Just a word of warning, although 90+% of stuff at princess auto works as is intended, or good enough, some of their stuff is complete garbage so if you go, make sure you check out the product very well before buying.


----------



## AKAmikeross (Nov 5, 2012)

Wow thanks for the quick replies... good looking out kacairns:bigsmile:


----------



## Korya (Jun 21, 2013)

I'm moving early next year so thx for posting this! Going to check out the ones at PA.
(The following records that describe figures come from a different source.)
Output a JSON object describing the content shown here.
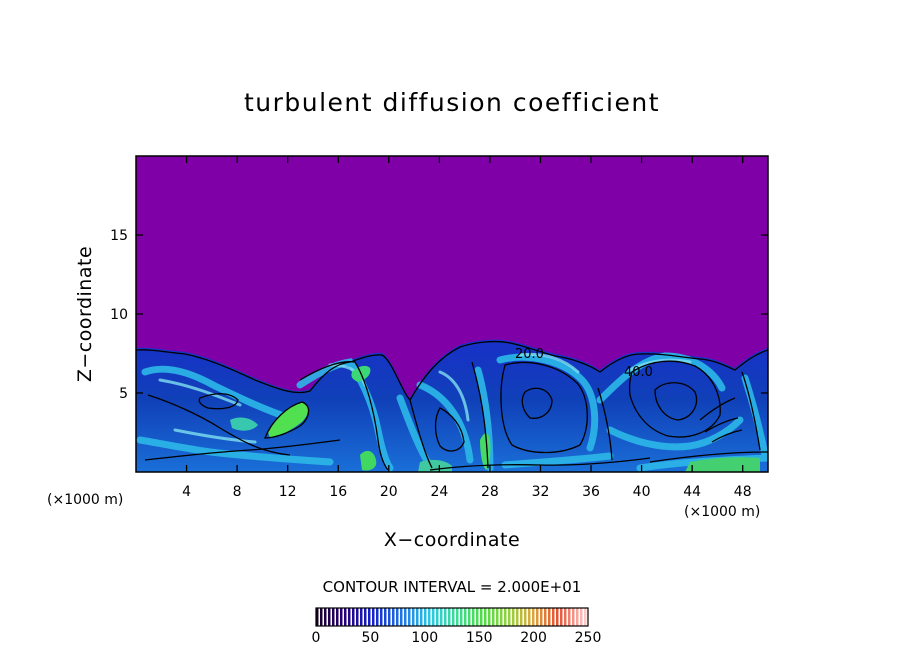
{
  "chart_data": {
    "type": "heatmap",
    "title": "turbulent diffusion coefficient",
    "xlabel": "X−coordinate",
    "ylabel": "Z−coordinate",
    "x_unit": "(×1000 m)",
    "y_unit": "(×1000 m)",
    "xlim": [
      0,
      50
    ],
    "ylim": [
      0,
      20
    ],
    "x_ticks": [
      4,
      8,
      12,
      16,
      20,
      24,
      28,
      32,
      36,
      40,
      44,
      48
    ],
    "y_ticks": [
      5,
      10,
      15
    ],
    "contour_interval_text": "CONTOUR INTERVAL = 2.000E+01",
    "contour_labels": [
      {
        "text": "20.0",
        "x": 30.3,
        "z": 7.6
      },
      {
        "text": "40.0",
        "x": 39.1,
        "z": 6.5
      }
    ],
    "colorbar": {
      "min": 0,
      "max": 250,
      "tick_values": [
        0,
        50,
        100,
        150,
        200,
        250
      ],
      "tick_labels": [
        "0",
        "50",
        "100",
        "150",
        "200",
        "250"
      ]
    },
    "colors": {
      "background_field": "#8000a8",
      "low": "#1020a0",
      "mid": "#20b0e0",
      "high": "#50e050"
    }
  }
}
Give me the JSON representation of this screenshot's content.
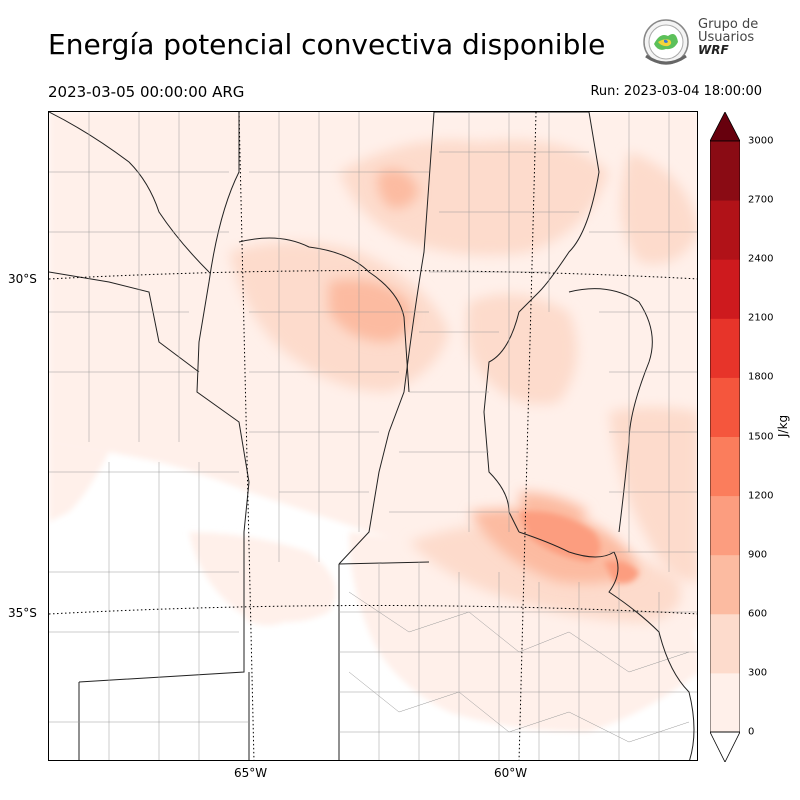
{
  "header": {
    "title": "Energía potencial convectiva disponible",
    "valid_time": "2023-03-05 00:00:00 ARG",
    "run_time": "Run: 2023-03-04 18:00:00"
  },
  "logo": {
    "line1": "Grupo de",
    "line2": "Usuarios",
    "line3": "WRF"
  },
  "map": {
    "lat_labels": [
      "30°S",
      "35°S"
    ],
    "lon_labels": [
      "65°W",
      "60°W"
    ]
  },
  "colorbar": {
    "unit": "J/kg",
    "ticks": [
      "0",
      "300",
      "600",
      "900",
      "1200",
      "1500",
      "1800",
      "2100",
      "2400",
      "2700",
      "3000"
    ],
    "colors": [
      "#fff0ea",
      "#fddbcc",
      "#fcbba1",
      "#fc9d7f",
      "#fb7d5c",
      "#f5563d",
      "#e7342a",
      "#ce1a1e",
      "#b11218",
      "#8a0b14"
    ],
    "over_color": "#67000d",
    "under_color": "#ffffff"
  }
}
Sent from Petguide.com Free App


----------



## MEDHBSI (Sep 4, 2011)

I wouldn't trust suction cups for a tank move. Just a bit of advice lift and lower the tank with the suction but don't do the whole move with them.


----------



## shift (Dec 21, 2012)

Princess auto sells them fairly cheap too


----------



## Clownloachlover (Apr 21, 2010)

if you can...use a 4 wheel dolly or a fridge dolly and stand the tank on it's end. carrying a tank of that size with suction cups would be very risky, especially if one were to let go at the wrong time...bye bye 135!


----------



## randylahey (Jun 25, 2013)

I believe the OP is talking about using the cups just to lower the tank into the stand as it has a raised trim and doesn't allow hands and fingers to do the job. Using cups for the entire move is impossible without readjusting them over and over again. They're only really meant for moving mirrors and glass panes. 
-
Sent from Petguide.com Free App


----------



## Clownloachlover (Apr 21, 2010)

mikeross said:


> I have enough guys to help move the tank. My stand has a border/trim that fits snug to the outside of the tank. I need to be able to lift the tank into the stand. Without these suction cups it might be a little tricky. Someone might lose a finger or even worse damage the trim on my stand
> 
> Thanks


You are correct, I Guess I should have read the entire post. Iron Mountain Rentals in Port Coquitlam rents them...Iron Mountain Equipment Rentals, 1624 Langan Avenue, Port Coquitlam B.C. 604-464-7999. www.imrentals.ca


----------